2014 erwarb die Saarlouiser Immobiliengesellschaft Bauwerk das Objekt und beauftragte das Architekturbüro Hauser Luft Architektur, es in Wohnanlagen umzuwandeln. „Es gab viele ungewöhnliche Voraussetzungen bei diesem Projekt“, sagen die Saarlouiser Architekten Erik Hauser und Tassilo Luft. „Das gesamte Areal musste in die Planung einbezogen werden, womit verhindert werden sollte, dass sich potentielle Investoren nur die Sahnestücke herauspicken. Somit hatten wir mit denkmalgeschütztem Bürogebäude, Casino und Werkstätten eine maximal heterogene To-do-Liste zu bewältigen.“

Die Gebäudehülle des Kubus, seinerzeit fortschrittlich in Anmutung und Gestalt, war eine energetische Katastrophe. Die Grundrisse und Raumtiefen der Großraumbüros eigneten sich nicht für einen Wohnungsbau. Zudem unterlagen die Gebäude strengen Auflagen des Denkmalschutzes: der Charakter als Baudenkmal sollte auch nach dem Umbau erhalten bleiben.

Drei Gebäudetypen

Das Büro ging 2015 die Herausforderungen an: Im ehemaligen Kasino sollten sogenannte Garden Lofts entstehen – Apartments mit entweder eigenen Gärten oder großen Loggiabereichen und Pflanzbeeten sowie bis zu vier Meter hohen Decken. Für den Bereich der ehemaligen Werkstätten plante das Team ebenfalls Aufstockungen in Holzbauweise mit divers konzipierten Wohnungen, um den verschiedenen Wohnbedürfnissen zeitgemäßer Gesellschaften zu begegnen. Das eigentliche Herzstück blieb jedoch von Seidleins Kubus. Kurzerhand umbenannt in Cube, sollten darin anspruchsvolle Lofts sowie Gewerbeflächen entstehen.

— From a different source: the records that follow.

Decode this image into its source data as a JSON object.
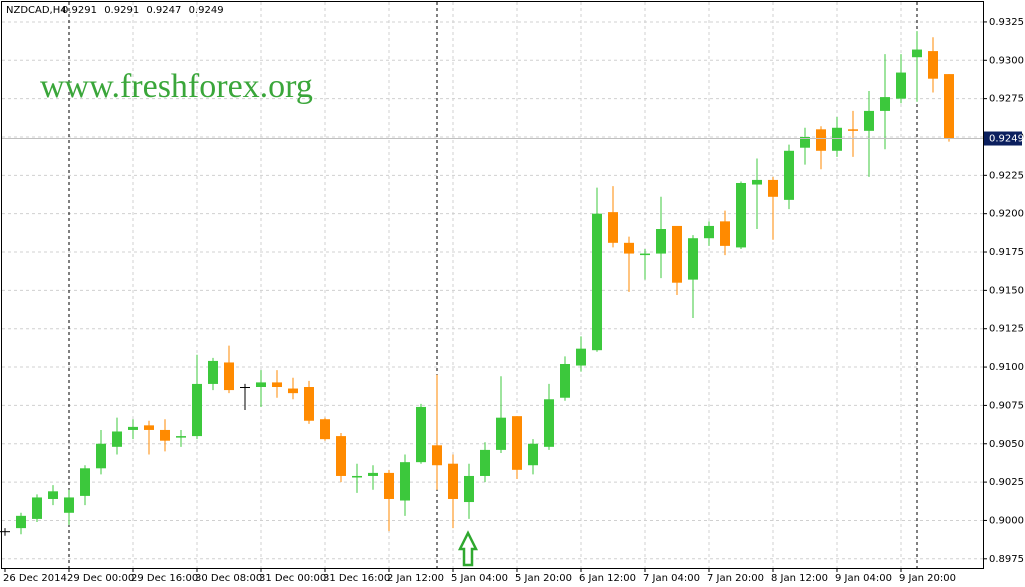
{
  "chart_data": {
    "type": "candlestick",
    "title": "NZDCAD,H4",
    "watermark": "www.freshforex.org",
    "categories": [
      "26 Dec 2014",
      null,
      null,
      null,
      "29 Dec 00:00",
      null,
      null,
      null,
      "29 Dec 16:00",
      null,
      null,
      null,
      "30 Dec 08:00",
      null,
      null,
      null,
      "31 Dec 00:00",
      null,
      null,
      null,
      "31 Dec 16:00",
      null,
      null,
      null,
      "2 Jan 12:00",
      null,
      null,
      null,
      "5 Jan 04:00",
      null,
      null,
      null,
      "5 Jan 20:00",
      null,
      null,
      null,
      "6 Jan 12:00",
      null,
      null,
      null,
      "7 Jan 04:00",
      null,
      null,
      null,
      "7 Jan 20:00",
      null,
      null,
      null,
      "8 Jan 12:00",
      null,
      null,
      null,
      "9 Jan 04:00",
      null,
      null,
      null,
      "9 Jan 20:00",
      null,
      null,
      null
    ],
    "open": [
      0.8993,
      0.8995,
      0.9001,
      0.9014,
      0.9005,
      0.9016,
      0.9034,
      0.9048,
      0.9059,
      0.9062,
      0.9059,
      0.9054,
      0.9055,
      0.9089,
      0.9103,
      0.9087,
      0.9087,
      0.909,
      0.9086,
      0.9087,
      0.9066,
      0.9055,
      0.9028,
      0.9029,
      0.9031,
      0.9013,
      0.9038,
      0.9049,
      0.9037,
      0.9012,
      0.9029,
      0.9046,
      0.9068,
      0.9036,
      0.9048,
      0.908,
      0.9101,
      0.9111,
      0.9201,
      0.9181,
      0.9173,
      0.9174,
      0.9192,
      0.9157,
      0.9184,
      0.9195,
      0.9178,
      0.9219,
      0.9222,
      0.9209,
      0.9243,
      0.9255,
      0.9241,
      0.9255,
      0.9254,
      0.9267,
      0.9275,
      0.9302,
      0.9306,
      0.9291
    ],
    "high": [
      0.8995,
      0.9005,
      0.9017,
      0.9023,
      0.902,
      0.9036,
      0.9059,
      0.9067,
      0.9066,
      0.9065,
      0.9066,
      0.9059,
      0.9108,
      0.9106,
      0.9114,
      0.9089,
      0.9098,
      0.9098,
      0.9093,
      0.9091,
      0.9067,
      0.9057,
      0.9037,
      0.9036,
      0.9033,
      0.9043,
      0.9076,
      0.9095,
      0.9043,
      0.9037,
      0.9051,
      0.9094,
      0.9068,
      0.9053,
      0.9089,
      0.9107,
      0.912,
      0.9217,
      0.9218,
      0.9185,
      0.9177,
      0.9211,
      0.9192,
      0.9186,
      0.9195,
      0.9202,
      0.9221,
      0.9236,
      0.9224,
      0.9245,
      0.9256,
      0.9257,
      0.9263,
      0.9267,
      0.928,
      0.9304,
      0.9304,
      0.9319,
      0.9315,
      0.9291
    ],
    "low": [
      0.899,
      0.8991,
      0.8999,
      0.901,
      0.8997,
      0.901,
      0.903,
      0.9043,
      0.9053,
      0.9043,
      0.9045,
      0.9048,
      0.9053,
      0.9085,
      0.9083,
      0.9072,
      0.9074,
      0.908,
      0.9079,
      0.9063,
      0.9052,
      0.9025,
      0.9018,
      0.902,
      0.8993,
      0.9003,
      0.9037,
      0.902,
      0.8995,
      0.9001,
      0.9025,
      0.9044,
      0.9027,
      0.903,
      0.9046,
      0.9078,
      0.9097,
      0.911,
      0.9178,
      0.9149,
      0.9157,
      0.9158,
      0.9147,
      0.9132,
      0.9179,
      0.9173,
      0.9177,
      0.919,
      0.9183,
      0.9203,
      0.9232,
      0.9229,
      0.9237,
      0.9237,
      0.9224,
      0.9242,
      0.9272,
      0.9273,
      0.9279,
      0.9247
    ],
    "close": [
      0.8993,
      0.9003,
      0.9015,
      0.9019,
      0.9015,
      0.9034,
      0.905,
      0.9058,
      0.9061,
      0.9059,
      0.9052,
      0.9055,
      0.9089,
      0.9104,
      0.9085,
      0.9087,
      0.909,
      0.9087,
      0.9083,
      0.9065,
      0.9053,
      0.9029,
      0.9029,
      0.9031,
      0.9014,
      0.9038,
      0.9074,
      0.9036,
      0.9014,
      0.9029,
      0.9046,
      0.9067,
      0.9033,
      0.905,
      0.9079,
      0.9102,
      0.9112,
      0.92,
      0.9181,
      0.9174,
      0.9174,
      0.919,
      0.9155,
      0.9184,
      0.9192,
      0.9179,
      0.922,
      0.9222,
      0.9211,
      0.9241,
      0.925,
      0.9241,
      0.9256,
      0.9254,
      0.9267,
      0.9276,
      0.9292,
      0.9307,
      0.9288,
      0.9249
    ],
    "up_color": "#3cc83c",
    "down_color": "#ff8a00",
    "doji_color": "#000000",
    "ylim": [
      0.8969,
      0.9338
    ],
    "yticks": [
      0.8975,
      {
        "value": 0.9,
        "label": "0.9000"
      },
      0.9025,
      {
        "value": 0.905,
        "label": "0.9050"
      },
      0.9075,
      {
        "value": 0.91,
        "label": "0.9100"
      },
      0.9125,
      {
        "value": 0.915,
        "label": "0.9150"
      },
      0.9175,
      {
        "value": 0.92,
        "label": "0.9200"
      },
      0.9225,
      {
        "value": 0.925,
        "label": "0.9250"
      },
      0.9275,
      {
        "value": 0.93,
        "label": "0.9300"
      },
      0.9325
    ],
    "grid": true
  }
}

Ein Name für das ungewöhnliche Projekt war schnell gefunden: Unique3, drei einzigartige historische Bauten, aus denen charakterstarke Wohngebäude entstehen sollten.

Umwandlung: Der Kubus ist heute ein Wohngebäude. © Iris Maria Maurer © Unique SB Entwicklung GmbH & Co. KG

Energetisch nicht sanierbar

Die energetisch hochgradig defizitäre Gebäudehülle des Cube erwies sich als besonders problematisch. Da gleichzeitig die historische Architektursprache erhalten werden sollte, entwickelte das Team die Idee, grundlegende Änderungen einfach im Innen statt im Außen durchzuführen. Das Ergebnis: eine zurückgesetzte zweite Fassade hinter der von Seidlein-Konstruktion. Dadurch konnten gleichzeitig die Raumtiefen reduziert werden. Zudem entstanden zwischen den beiden Gebäudehüllen Freiräume. Durch die partielle Entnahme von Glaselementen der historischen Fassade und zurückhaltendem Einbau von Metallgeländern kreierten die Planer neuen Loggien, ohne die Bausubstanz direkt zu verändern. „Die Grundidee, um das Gebäude in Sachen Energiebilanz ins Jetzt zu holen, war eine Art Haus im Haus“, fasst Hauser den Vorgang zusammen.

Für die Transformation der Großraumbüros und industriell geprägten Bereiche machte das Büro aus der Not eine Tugend. Tassilo Luft beschreibt den Vorgang so: „Wir wollten die Ausführung und Geschichte des Gebäudes sichtbar machen – auch nach der Sanierung, auch nach der Umwandlung in Wohnflächen. Gestalterische Ehrlichkeit kann einen ganz eigenen Charme ausüben, vorausgesetzt sie wird stilvoll inszeniert“. Dafür ließen die Planer originalen Materialien ihre rauen Oberflächen, verzichteten an vielen Stellen auf Verkleidungen und ließen massive Rippendecken frei sichtbar.

Bis 2018 dauerten die drei Bauabschnitte an. 91 neue Wohnungen sind auf diese Weise am Rande des Saarbrückener Stadtzentrums neu entstanden: vom effizienten Single-Apartment bis zum großzügigen Loft mit Zimmern über zwei Etagen inklusive Galerie.

  • Lageplan der drei Gebäudetypen (© Hauser Luft Architektur)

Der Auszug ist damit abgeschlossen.